Dirjen Minerba Diperiksa KPK, Ada Apa?

id Dirjen Minerba Diperiksa KPK, KPK, Bambang Gatot Ariyono, Yuyuk Andriati

Dirjen Minerba Diperiksa KPK, Ada Apa?

ILUSTRASI (ANTARA FOTO/Hafidz Mubarak A)

Jakarta (Antara Kalteng) - Komisi Pemberantasan Korupsi memeriksa Dirjen Minerba Kementerian ESDM Bambang Gatot Ariyono dalam penyidikan dugaan perkara tindak pidana korupsi penyalahgunaan wewenang Gubernur Sulawesi Tenggara dalam persetujuan penerbitan izin usaha pertambangan (IUP) di wilayah Sultra periode 2008-2014.

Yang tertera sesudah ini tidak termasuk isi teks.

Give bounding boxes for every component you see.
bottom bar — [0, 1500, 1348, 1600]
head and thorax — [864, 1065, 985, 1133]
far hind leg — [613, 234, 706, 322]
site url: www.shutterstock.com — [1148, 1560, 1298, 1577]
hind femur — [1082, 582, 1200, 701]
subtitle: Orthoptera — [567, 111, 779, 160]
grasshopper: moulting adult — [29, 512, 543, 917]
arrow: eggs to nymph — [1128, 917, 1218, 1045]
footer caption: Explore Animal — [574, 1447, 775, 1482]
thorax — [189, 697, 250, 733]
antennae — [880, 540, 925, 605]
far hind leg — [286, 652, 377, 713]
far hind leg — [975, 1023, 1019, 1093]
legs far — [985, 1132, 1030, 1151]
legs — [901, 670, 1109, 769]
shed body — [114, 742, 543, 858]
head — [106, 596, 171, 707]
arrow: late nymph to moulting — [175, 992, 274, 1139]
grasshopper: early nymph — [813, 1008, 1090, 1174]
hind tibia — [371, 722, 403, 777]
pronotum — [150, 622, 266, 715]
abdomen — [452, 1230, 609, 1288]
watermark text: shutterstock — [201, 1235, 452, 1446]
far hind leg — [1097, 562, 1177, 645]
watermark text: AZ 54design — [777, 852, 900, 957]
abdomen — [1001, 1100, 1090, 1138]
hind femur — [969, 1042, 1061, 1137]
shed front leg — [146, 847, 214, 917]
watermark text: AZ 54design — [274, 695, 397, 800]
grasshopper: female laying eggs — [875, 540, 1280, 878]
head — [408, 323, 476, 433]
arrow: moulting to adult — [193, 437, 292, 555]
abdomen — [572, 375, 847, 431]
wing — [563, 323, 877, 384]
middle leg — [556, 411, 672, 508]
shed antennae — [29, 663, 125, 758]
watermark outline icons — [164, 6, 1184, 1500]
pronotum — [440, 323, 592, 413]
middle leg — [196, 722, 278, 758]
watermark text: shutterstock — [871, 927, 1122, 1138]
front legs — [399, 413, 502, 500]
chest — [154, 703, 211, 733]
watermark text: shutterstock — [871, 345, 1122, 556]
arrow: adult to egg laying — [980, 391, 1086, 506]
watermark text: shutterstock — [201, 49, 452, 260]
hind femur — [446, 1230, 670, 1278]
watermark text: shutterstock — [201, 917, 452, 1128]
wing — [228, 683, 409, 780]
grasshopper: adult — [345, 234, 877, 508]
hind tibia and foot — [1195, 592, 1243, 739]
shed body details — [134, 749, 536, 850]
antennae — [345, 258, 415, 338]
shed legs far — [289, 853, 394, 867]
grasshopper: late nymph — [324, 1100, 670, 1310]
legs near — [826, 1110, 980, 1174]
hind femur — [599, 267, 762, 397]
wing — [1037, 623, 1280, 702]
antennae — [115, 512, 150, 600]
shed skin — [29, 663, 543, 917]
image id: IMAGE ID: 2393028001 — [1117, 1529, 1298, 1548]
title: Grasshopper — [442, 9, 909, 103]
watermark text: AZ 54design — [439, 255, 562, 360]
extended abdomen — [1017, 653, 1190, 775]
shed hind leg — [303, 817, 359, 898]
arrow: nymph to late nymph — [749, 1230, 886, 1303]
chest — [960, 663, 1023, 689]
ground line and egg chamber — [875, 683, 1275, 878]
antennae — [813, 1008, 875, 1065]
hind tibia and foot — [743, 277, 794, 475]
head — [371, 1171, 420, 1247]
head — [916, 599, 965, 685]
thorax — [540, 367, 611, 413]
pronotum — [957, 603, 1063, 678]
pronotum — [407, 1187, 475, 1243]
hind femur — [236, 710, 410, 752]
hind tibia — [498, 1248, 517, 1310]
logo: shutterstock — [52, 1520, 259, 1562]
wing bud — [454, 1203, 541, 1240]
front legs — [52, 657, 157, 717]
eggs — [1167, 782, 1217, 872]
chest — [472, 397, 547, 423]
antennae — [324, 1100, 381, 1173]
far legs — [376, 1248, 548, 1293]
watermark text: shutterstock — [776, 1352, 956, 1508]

"Bambang (Direktur Jenderal Mineral dan Batu bara Kementerian Energi dan Sumber Daya Mineral) diperiksa untuk tersangka NA (Nur Alam)," kata pelaksana tugas (Plt) Kabiro Humas KPK Yuyuk Andriati di Jakarta, Jumat.

Bambang datang ke KPK sekitar pukul 10.00 WIB, namun tidak berkomentar mengenai pemeriksaannya tersebut. Selain Bambang, KPK juga memeriksa karyawan PT Billy Indonesia, Suharto Martosuroyo.

Tersangka dalam kasus ini adalah Gubernur Sultra Nur Alam. KPK sudah mengirim surat permintaan cegah terhadap Nur Alam, Kepala Dinas ESDM Sultra Burhanuddin, Direktur PT Billy Indonesia Widdi Aswindi dan pemilik PT Billy Indonesia Emi Sukiati Lasimon.

Nur Alam diduga melakukan perbuatan melawan hukum dan menyalahgunakan wewenang untuk memperkaya diri sendiri atau orang lain atau korporasi dengan mengeluarkan Surat Keputusan Persetujuan Pencadangan Wilayah Pertambangan Eksplorasi, SK Persetujuan Izin Usaha Pertambangan Eksplorasi dan SK Persetujuan Peningkatan Izin Usaha Pertambangan Ekslorasi menjadi Izin Usaha Pertambangan Operasi Produksi kepada PT Anugerah Harisma Barakah selaku perusahaan yang melakukan penambangan nikel di kabupaten Buton dan Bombana Sulawesi Tenggara.

Ia disangkakan pasal 2 ayat 1 atau pasal 3 UU No. 31 tahun 1999 sebagaimana diubah dengan UU No. 20 tahun 2001 tentang Pemberantasan Tindak Pidana Korupsi jo pasal 55 ayat 1 ke-1 KUHP.

Pasal tersebut mengatur tentang orang yang melanggar hukum, menyalahgunakan kewenangan, kesempatan atau sarana yang ada padanya jabatan atau kedudukan sehingga dapat merugikan keuangan dan perekonomian negara dan memperkaya diri sendiri, orang lain atau korporasi dengan ancaman pidana penjara maksimal 20 tahun denda paling banyak Rp1 miliar.

Dalam Laporan Hasil Pemeriksaan Pusat Pelaporan dan Analisis Transaksi Keuangan (PPATK) 2013, Nur Alam diduga menerima aliran dana sebesar 4,5 juta dolar AS atau setara dengan Rp50 miliar dari Richcorp Internasional yang dikirim ke bank di Hong Kong dan sebagian di antaranya ditempatkan pada tiga polis AXA Mandiri.

Richcorp, melalui PT Realluck International Ltd (saham Richcop 50 persen), merupakan pembeli tambang dari PT Billy Indonesia.